Tab key navigation is supported for basic fields. Relationship fields and subform fields will be supported in future versions.
- Navigation Order: Fields follow the visual layout of the form, switching from top to bottom, left to right.
- Loop Navigation: Pressing Tab on the last field will return focus to the first editable field.

Keyboard Shortcuts Guide
A new keyboard shortcuts guide has been added.
On any page within the platform, press K to view the full list of available keyboard shortcuts. These shortcuts cover actions like view operations, record viewing, and editing, helping users reduce reliance on the mouse and perform actions more efficiently.


Follow Records
Users can now manually follow any record they have permission to view.
Once a followed record receives new comments or discussions, the system will automatically send a notification—ensuring followers stay informed and can respond promptly.


Users can now customize the card appearance of view and record share links when sharing to platforms like WeChat.
View Sharing:
- Title: Default: Worksheet Name – View Name
- Description: Supports manual input of static text only
- Icon: Default: Icon of the view, option to upload a custom icon
Record Sharing:
- Title:
- Default: Record title
- Supports manual input and dynamic values
- Supported dynamic fields: Text, Number, Currency, Email, Concat
- Description:
- Supports manual input and dynamic values
- Supported dynamic fields: Text, Number, Currency, Email, Concat
- Icon:
- Choose from system preset icons or upload a custom one

Business Rule: Set Field Values via Interactive Actions
When users fill out a form, if specific filter conditions are met, system actions can now automatically assign values to designated fields.
Supported actions include: Set static value, Clear field value, Set value from another field, Query worksheet, Function calculation

Default Values from Worksheet Queries: Handle “No Matching Records” Scenarios
When setting default field values via worksheet queries, new options have been added:
- For non-relationship (multi-record) fields or subform fields:
- If multiple records are returned, you can now choose to clear the field value
- When no matching records are found:
- New configuration allows you to define whether to:
- Clear the field value, or
- Keep the original value
- New configuration allows you to define whether to:

Option-Type Field: Improved Behavior for Duplicate Option Entries
- When adding a duplicate option:
a. If the entered option matches one previously deleted (i.e., in the recycle bin), it will be automatically restored when the input field loses focus.
b. When bulk adding options, if any match previously deleted options, they will be automatically restored upon saving.
- A new setting for option sorting has been added in the field configuration panel for option-type fields.

API Query Field: Support Writing to Text Fields from Numeric Fields
You can now write values from numeric-type fields into text fields, improving compatibility and flexibility in data mapping.

Column Operation: “Fit Column Width” for All Columns
This update improves the user workflow for adjusting column widths in table view.
Users can now quickly apply “Fit Column Width” for all columns directly from the column operations menu, without needing to go through “View Configuration → Display Column → Edit Column Style”. This makes column resizing more intuitive and efficient.

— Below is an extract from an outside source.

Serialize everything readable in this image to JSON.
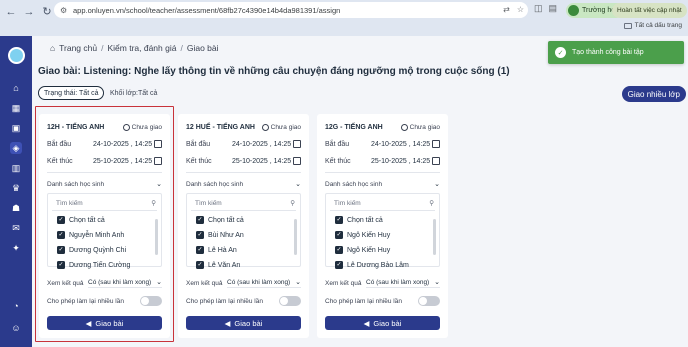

Embed Field: New Filter Configuration Option — “When Dynamic Field Value Is Empty”
A new configuration option “When dynamic field value is empty” has been added to the filter configuration for embedded fields used in charts or views.

Table-Type Fields: Increased Freeze Limit to 10 Columns
To support more complex use cases, the maximum number of frozen columns for table-type fields has been increased to 10.
This applies to subform fields, relationship fields (table / tab table), and query records fields (table / tab table)

ID Number Field: Enhanced Validation for Chinese ID Card Numbers
The validation logic for Chinese ID card numbers has been upgraded from basic format checking to strict compliance with national standards, improving accuracy in real-name verification scenarios.
Key changes include:
- 15-digit ID support removed: Only 18-digit second-generation ID formats are now accepted
- Strict structural validation, including:
- Validity and existence of the first two digits (region code)
- Valid birth date not later than today
- IDs ending with “0000” are considered invalid formats
This upgrade helps reduce data entry errors and downstream troubleshooting costs in compliance-sensitive environments.

Custom Page & Chart
New Chart Type: World Map
A new “World Map” chart type has been added to the chart module.
This chart allows you to visualize global distribution data based on regions or geolocations.
Data differences across countries or regions can be displayed using color gradients or bubble sizes, offering an intuitive overview of global trends and patterns.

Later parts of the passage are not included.